Over federal regulatory agencies have been created in the United States by the early s, covering fields from trade to employment opportunity. Of
all the government interventions by the Obama administration, the plan released Thursday by the Federal Communications Commission to regulate
the Internet is the worst. There's speculation in the Asian press that it will slide even further. These policies eventually evolved to include
protections against discrimination based on age, race, sex, sexuality or religious beliefs and against false advertisements meant to purposefully
mislead consumers. Chinese investors can even pledge their homes as collateral, according to Bloomberg. Obama said at the time: Don't miss a
minute of opinion. Big shareholders can't sell for 6 months: The government has issued policies to encourage companies to maintain high stock
prices that are not entirely sustainable. Start your day right with the latest news driving global markets, from major stock movers and key economic
headlines to important events on the calendar. Equally galling is the process by which this government takeover is happening. China is even buying
small stocks: Neither characterization has ever really been true. It's controlling impulses are less well-suited for the next stage of development,
however, if it ever wants to become a truly advanced economy with thriving markets that aren't treated as a tool for advancing political interests.
Throughout the 20th century, Congress continued to enact these regulations meant to protect the working class from corporate interests. Many
investors speculated on stocks -- they would borrow money to buy stock because they thought the stock would go up and they would make
enough money to pay back the loan and make a profit. The government is essentially buying stock: Why the sudden change of heart? People rush
to buy when they see the government has certain policies. Now, to be fair, this a very important parade. As the Financial Times reports: Congress
again passed laws in to regulate the production of food and drugs, ensuring that the products were correctly labeled and all meat tested before
being sold. But after a while, Beijing pulled back. FCC Save the Internet: Mao Yushi, honorary director at the Unirule Institute of Economics.
China stopped any new stock listings over the weekend. Investors now have more options to back their margin trades. The country's economy is
also slowing. The founding fathers of the United States wanted to create a nation where the federal government was limited in its authority to
dictate one's inalienable rights, and many argued this extended to the right to the pursuit of happiness in the context of starting one's own business.

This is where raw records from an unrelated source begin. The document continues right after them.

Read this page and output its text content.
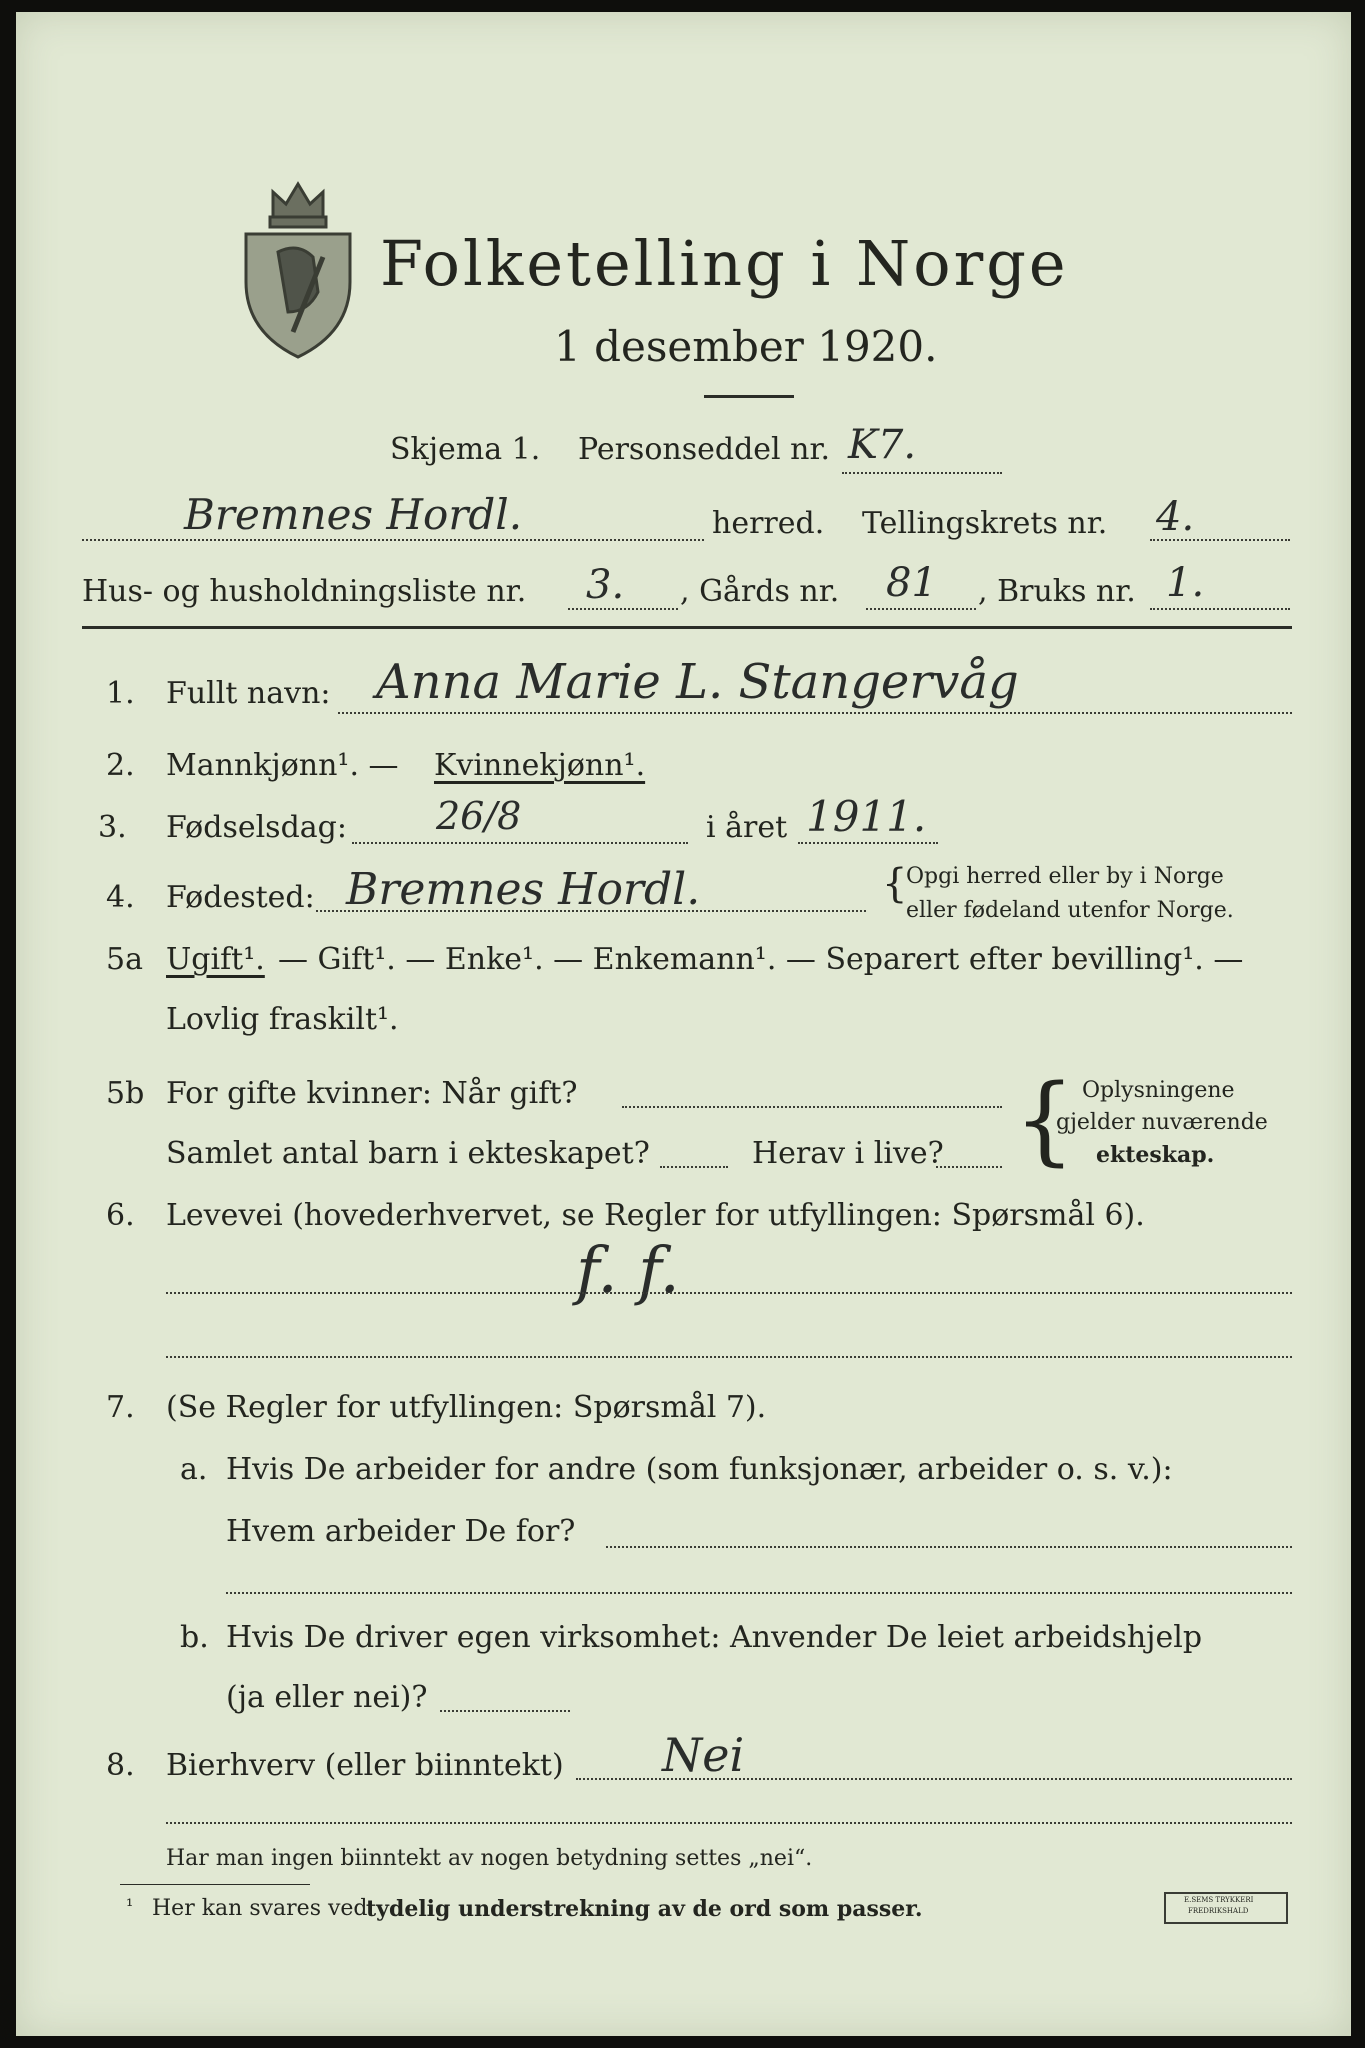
Folketelling i Norge
1 desember 1920.
Skjema 1. Personseddel nr. K7.
Bremnes Hordl.	herred. Tellingskrets nr. 4.
Hus- og husholdningsliste nr. 3. , Gårds nr. 81 , Bruks nr. 1.
1. Fullt navn: Anna Marie L. Stangervåg
2. Mannkjønn¹. — Kvinnekjønn¹.
3. Fødselsdag: 26/8	i året 1911.
4. Fødested: Bremnes Hordl.	{
Opgi herred eller by i Norge
eller fødeland utenfor Norge.
5a Ugift¹. — Gift¹. — Enke¹. — Enkemann¹. — Separert efter bevilling¹. —
Lovlig fraskilt¹.
5b For gifte kvinner: Når gift?
Samlet antal barn i ekteskapet?	Herav i live? { Oplysningene
gjelder nuværende
ekteskap.
6. Levevei (hovederhvervet, se Regler for utfyllingen: Spørsmål 6).
f. f.
7. (Se Regler for utfyllingen: Spørsmål 7).
a. Hvis De arbeider for andre (som funksjonær, arbeider o. s. v.):
Hvem arbeider De for?
b. Hvis De driver egen virksomhet: Anvender De leiet arbeidshjelp
(ja eller nei)?
8. Bierhverv (eller biinntekt) Nei
Har man ingen biinntekt av nogen betydning settes „nei“.
¹ Her kan svares ved
tydelig understrekning av de ord som passer.	E.SEMS TRYKKERI
FREDRIKSHALD
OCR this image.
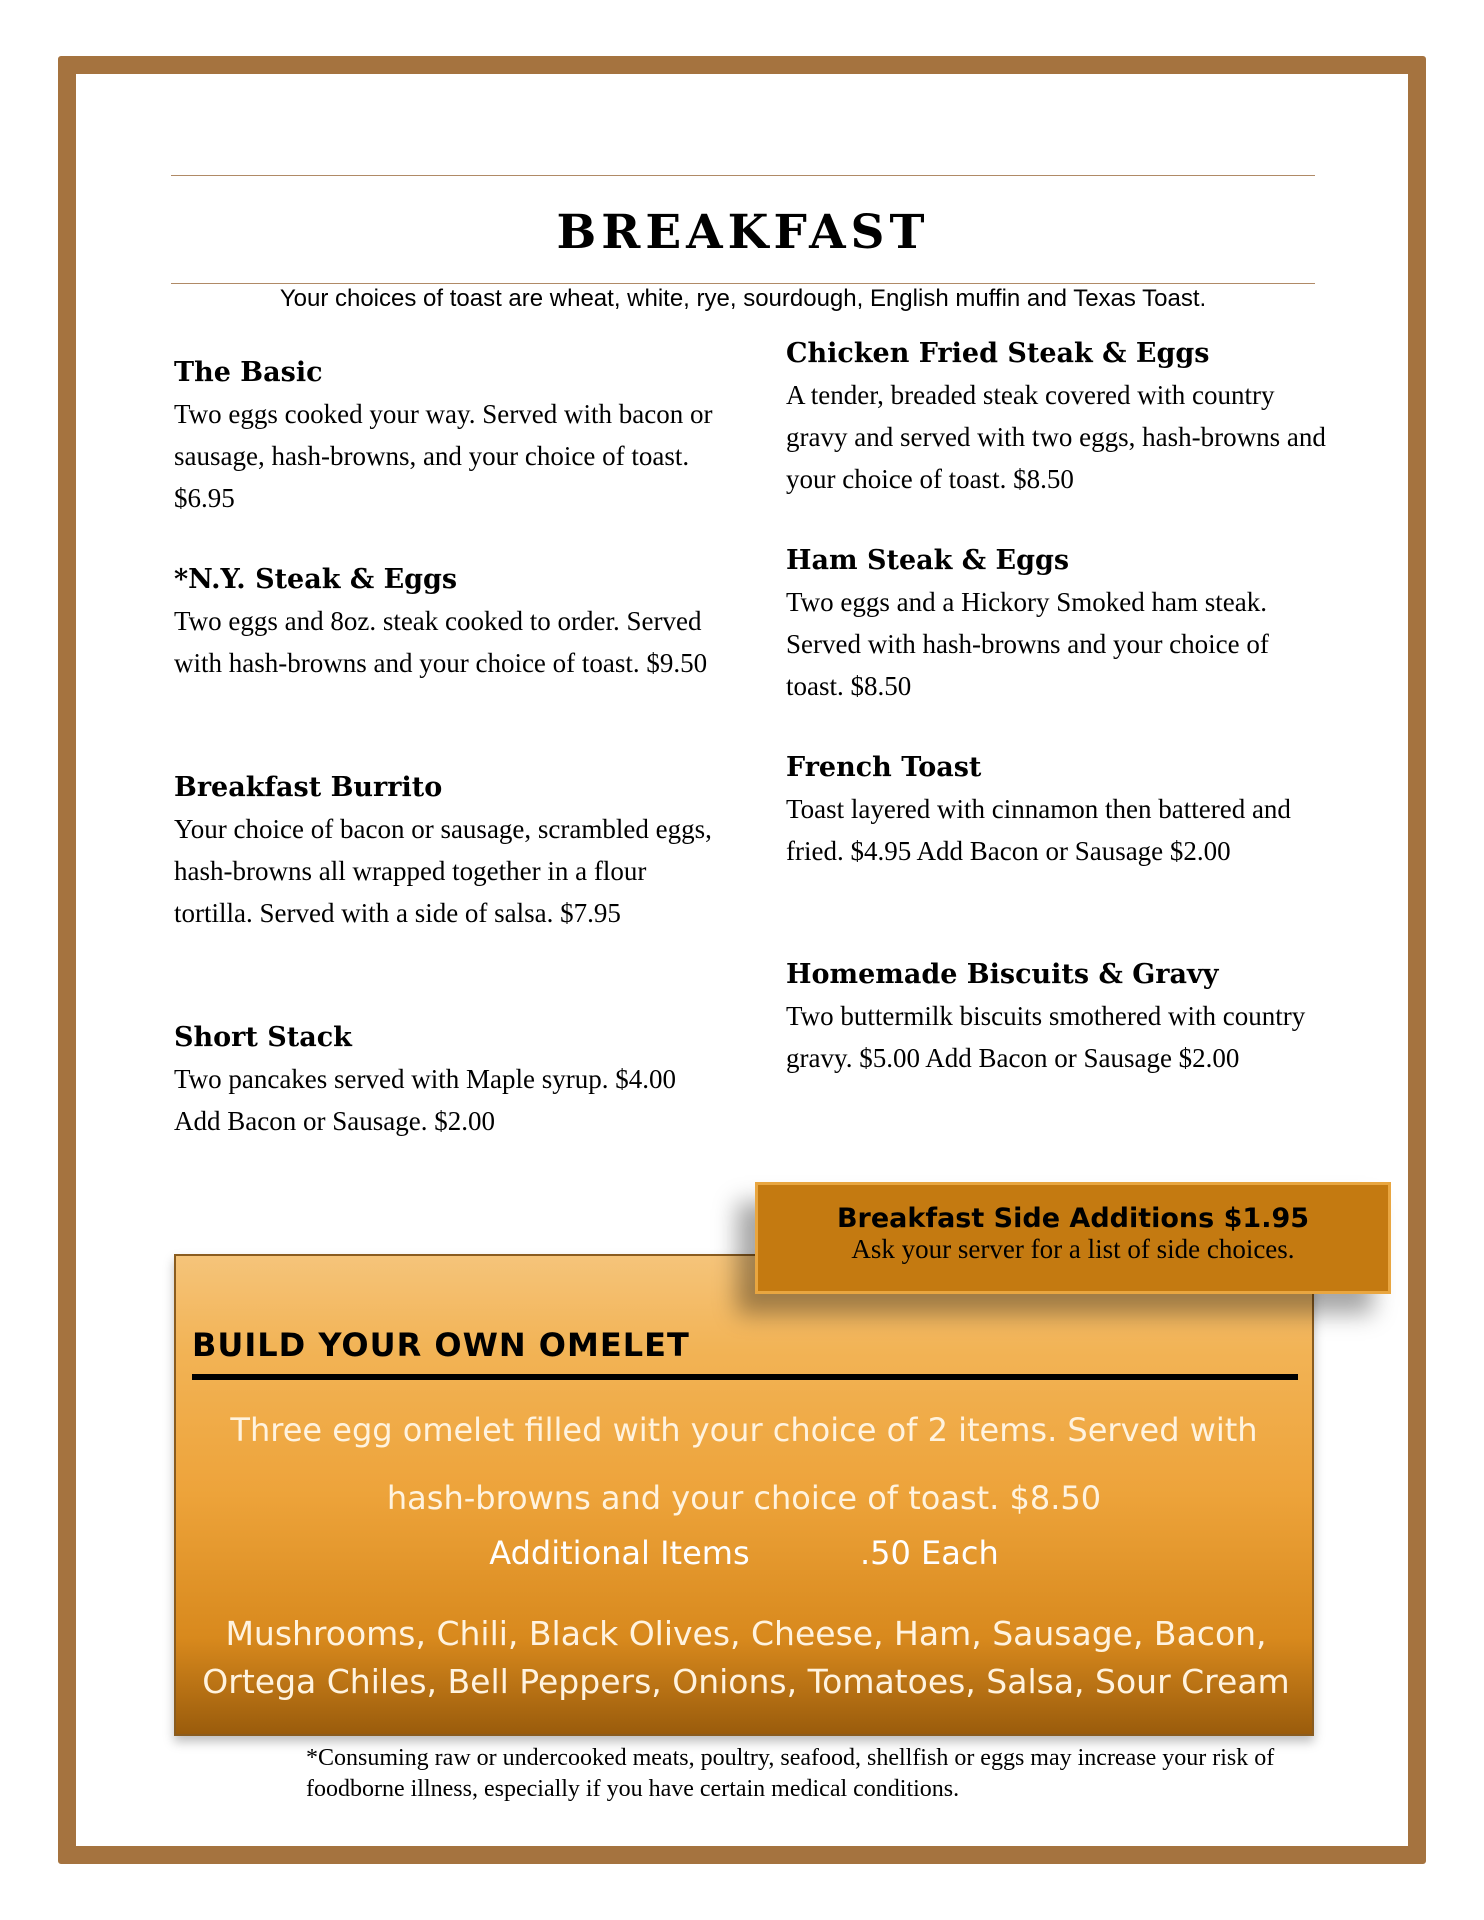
BREAKFAST
Your choices of toast are wheat, white, rye, sourdough, English muffin and Texas Toast.
The Basic
Two eggs cooked your way. Served with bacon or sausage, hash-browns, and your choice of toast. $6.95
*N.Y. Steak & Eggs
Two eggs and 8oz. steak cooked to order. Served with hash-browns and your choice of toast. $9.50
Breakfast Burrito
Your choice of bacon or sausage, scrambled eggs, hash-browns all wrapped together in a flour tortilla. Served with a side of salsa. $7.95
Short Stack
Two pancakes served with Maple syrup. $4.00 Add Bacon or Sausage. $2.00
Chicken Fried Steak & Eggs
A tender, breaded steak covered with country gravy and served with two eggs, hash-browns and your choice of toast. $8.50
Ham Steak & Eggs
Two eggs and a Hickory Smoked ham steak. Served with hash-browns and your choice of toast. $8.50
French Toast
Toast layered with cinnamon then battered and fried. $4.95 Add Bacon or Sausage $2.00
Homemade Biscuits & Gravy
Two buttermilk biscuits smothered with country gravy. $5.00 Add Bacon or Sausage $2.00
BUILD YOUR OWN OMELET
Three egg omelet filled with your choice of 2 items. Served with
hash-browns and your choice of toast. $8.50
Additional Items	.50 Each
Mushrooms, Chili, Black Olives, Cheese, Ham, Sausage, Bacon, Ortega Chiles, Bell Peppers, Onions, Tomatoes, Salsa, Sour Cream
Breakfast Side Additions $1.95
Ask your server for a list of side choices.
*Consuming raw or undercooked meats, poultry, seafood, shellfish or eggs may increase your risk of foodborne illness, especially if you have certain medical conditions.
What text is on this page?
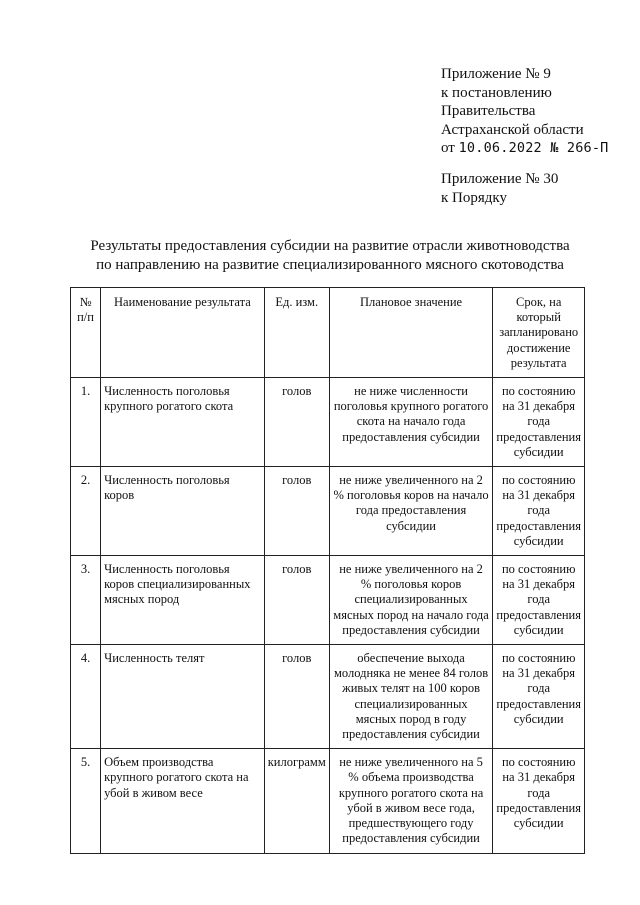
Приложение № 9
к постановлению
Правительства
Астраханской области
от 10.06.2022 № 266-П
Приложение № 30
к Порядку
Результаты предоставления субсидии на развитие отрасли животноводства
по направлению на развитие специализированного мясного скотоводства
№ п/п	Наименование результата	Ед. изм.	Плановое значение	Срок, на который запланировано достижение результата
1.	Численность поголовья крупного рогатого скота	голов	не ниже численности поголовья крупного рогатого скота на начало года предоставления субсидии	по состоянию на 31 декабря года предоставления субсидии
2.	Численность поголовья коров	голов	не ниже увеличенного на 2 % поголовья коров на начало года предоставления субсидии	по состоянию на 31 декабря года предоставления субсидии
3.	Численность поголовья коров специализированных мясных пород	голов	не ниже увеличенного на 2 % поголовья коров специализированных мясных пород на начало года предоставления субсидии	по состоянию на 31 декабря года предоставления субсидии
4.	Численность телят	голов	обеспечение выхода молодняка не менее 84 голов живых телят на 100 коров специализированных мясных пород в году предоставления субсидии	по состоянию на 31 декабря года предоставления субсидии
5.	Объем производства крупного рогатого скота на убой в живом весе	килограмм	не ниже увеличенного на 5 % объема производства крупного рогатого скота на убой в живом весе года, предшествующего году предоставления субсидии	по состоянию на 31 декабря года предоставления субсидии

A journalist for Caijing , a respected newsmagazine, was detained and forced to apologize on state television for writing an article that the
authorities said may have harmed the market. The CSF also pledge to buy more small and medium-sized stocks, although there was no specific
amount given of how much would be spent. On Wednesday, China's Securities Finance Corporation -- known as CSF -- announced that it will
lend billions to big Chinese brokerage firms so they can buy more stocks. According to the U. And prices promptly tanked again. On Monday,
markets experienced their biggest drops since late August. The goal is to purchase enough shares that stock prices stop plunging. Starting
Wednesday, controlling shareholders and board members are prohibited from reducing share holdings via the secondary market for six months.